16) Sonntag. Meine Arbeit an der Platte wird durch einen Besuch Ades, für welchen sie bestimmt ist, unterbrochen ... Er erzählt mir, daß die Bibelplatten sehr ruiniert werden durch die rücksichtslose Behandlung beim Druck. Anstatt Cliches für gewöhnlich zu verwenden, werden immer nur die Holzplatten abgedruckt. Da Ade die Aufgabe hat, die beschädigten Platten, wenn sie vom Tischler kommen, wieder mit dem Messer und Stichel herzustellen, so weiß er natürlich genau, wie sie mißhandelt werden. Wie schlecht eine Rechnung ist, die nur an den Augenblick und nicht auch an die Zukunft denkt, und in welchen Händen das Werk ist, sieht man aus diesem Umstand. Ich werde nicht ermangeln, Frau Wigand auf den Schaden aufmerksam zu machen, welcher ihren Erben erwächst, wenn die Platten in wenig Jahren verdorben werden ...

19) Mittwoch ... Nach 4 Uhr kommen Ludwig und Malvina glücklich an ... Der Hauptgegenstand der Berichte ist das Passionsspiel in Ober-Ammergau.

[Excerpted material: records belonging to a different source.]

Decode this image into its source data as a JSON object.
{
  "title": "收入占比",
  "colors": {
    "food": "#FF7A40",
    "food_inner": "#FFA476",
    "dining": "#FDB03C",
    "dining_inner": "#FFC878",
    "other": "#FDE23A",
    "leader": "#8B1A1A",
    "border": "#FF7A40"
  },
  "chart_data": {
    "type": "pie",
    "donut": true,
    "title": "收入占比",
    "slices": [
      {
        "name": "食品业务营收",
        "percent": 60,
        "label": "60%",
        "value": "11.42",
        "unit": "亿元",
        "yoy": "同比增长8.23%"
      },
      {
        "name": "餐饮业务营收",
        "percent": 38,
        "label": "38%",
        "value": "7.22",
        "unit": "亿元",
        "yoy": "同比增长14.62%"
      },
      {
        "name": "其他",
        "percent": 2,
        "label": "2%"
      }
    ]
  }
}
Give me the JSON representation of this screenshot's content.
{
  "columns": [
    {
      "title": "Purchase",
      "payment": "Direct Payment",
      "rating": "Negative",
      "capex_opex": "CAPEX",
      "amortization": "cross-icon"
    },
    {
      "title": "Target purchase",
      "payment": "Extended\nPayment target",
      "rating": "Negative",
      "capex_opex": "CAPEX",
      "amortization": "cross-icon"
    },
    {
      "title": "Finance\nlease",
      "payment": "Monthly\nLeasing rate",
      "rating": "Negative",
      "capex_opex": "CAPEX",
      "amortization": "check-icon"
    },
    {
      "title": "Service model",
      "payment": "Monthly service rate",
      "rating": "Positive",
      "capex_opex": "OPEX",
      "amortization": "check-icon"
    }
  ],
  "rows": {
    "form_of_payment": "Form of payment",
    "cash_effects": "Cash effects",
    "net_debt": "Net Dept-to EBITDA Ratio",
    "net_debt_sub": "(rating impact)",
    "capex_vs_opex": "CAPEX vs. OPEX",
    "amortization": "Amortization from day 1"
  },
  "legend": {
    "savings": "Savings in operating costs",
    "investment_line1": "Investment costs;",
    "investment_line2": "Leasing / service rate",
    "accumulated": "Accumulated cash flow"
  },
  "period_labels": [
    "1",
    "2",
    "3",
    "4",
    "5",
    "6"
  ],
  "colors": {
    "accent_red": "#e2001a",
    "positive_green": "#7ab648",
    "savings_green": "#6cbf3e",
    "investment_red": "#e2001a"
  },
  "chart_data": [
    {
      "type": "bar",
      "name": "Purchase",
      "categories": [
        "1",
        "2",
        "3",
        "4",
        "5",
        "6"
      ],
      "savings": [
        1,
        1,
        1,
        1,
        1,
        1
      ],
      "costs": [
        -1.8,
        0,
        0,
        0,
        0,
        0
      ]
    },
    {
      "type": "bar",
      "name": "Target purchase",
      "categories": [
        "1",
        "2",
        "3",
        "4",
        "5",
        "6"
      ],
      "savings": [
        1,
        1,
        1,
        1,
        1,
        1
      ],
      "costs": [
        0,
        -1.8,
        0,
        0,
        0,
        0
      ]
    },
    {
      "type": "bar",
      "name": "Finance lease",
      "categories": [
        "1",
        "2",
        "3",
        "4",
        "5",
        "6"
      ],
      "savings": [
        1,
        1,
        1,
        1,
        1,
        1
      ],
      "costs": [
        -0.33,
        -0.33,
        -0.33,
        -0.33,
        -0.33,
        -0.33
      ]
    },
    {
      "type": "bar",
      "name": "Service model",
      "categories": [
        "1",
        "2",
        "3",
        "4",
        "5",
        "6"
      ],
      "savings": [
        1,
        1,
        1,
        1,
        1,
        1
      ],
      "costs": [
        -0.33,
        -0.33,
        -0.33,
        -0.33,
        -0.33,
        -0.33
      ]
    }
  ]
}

Ich habe aber allerlei darüber gelesen, die mündliche Erzählung, die höchst eingehend schildert, giebt mir jedoch eine viel deutlichere und lebendigere Anschauung als alles, was ich früher davon gelesen und gehört hatte. Ludwig hat sehr große und starke Eindrücke empfangen, und ich freue mich noch mehr an ihm, der so tiefer und reiner Eindrücke fähig ist, als an dem Gegenstand der Erzählung. Wir bleiben bis 11 Uhr zusammen, und der Abend war wunderschön ...

20) Donnerstag ... Für den Abend sind wir zu Ludwig eingeladen. Vor dem Thee singen er und Malvina den ganzen Cyklus der Müllerlieder von Schubert und zwar ganz herrlich. Wir haben einen großen musikalischen Genuß ...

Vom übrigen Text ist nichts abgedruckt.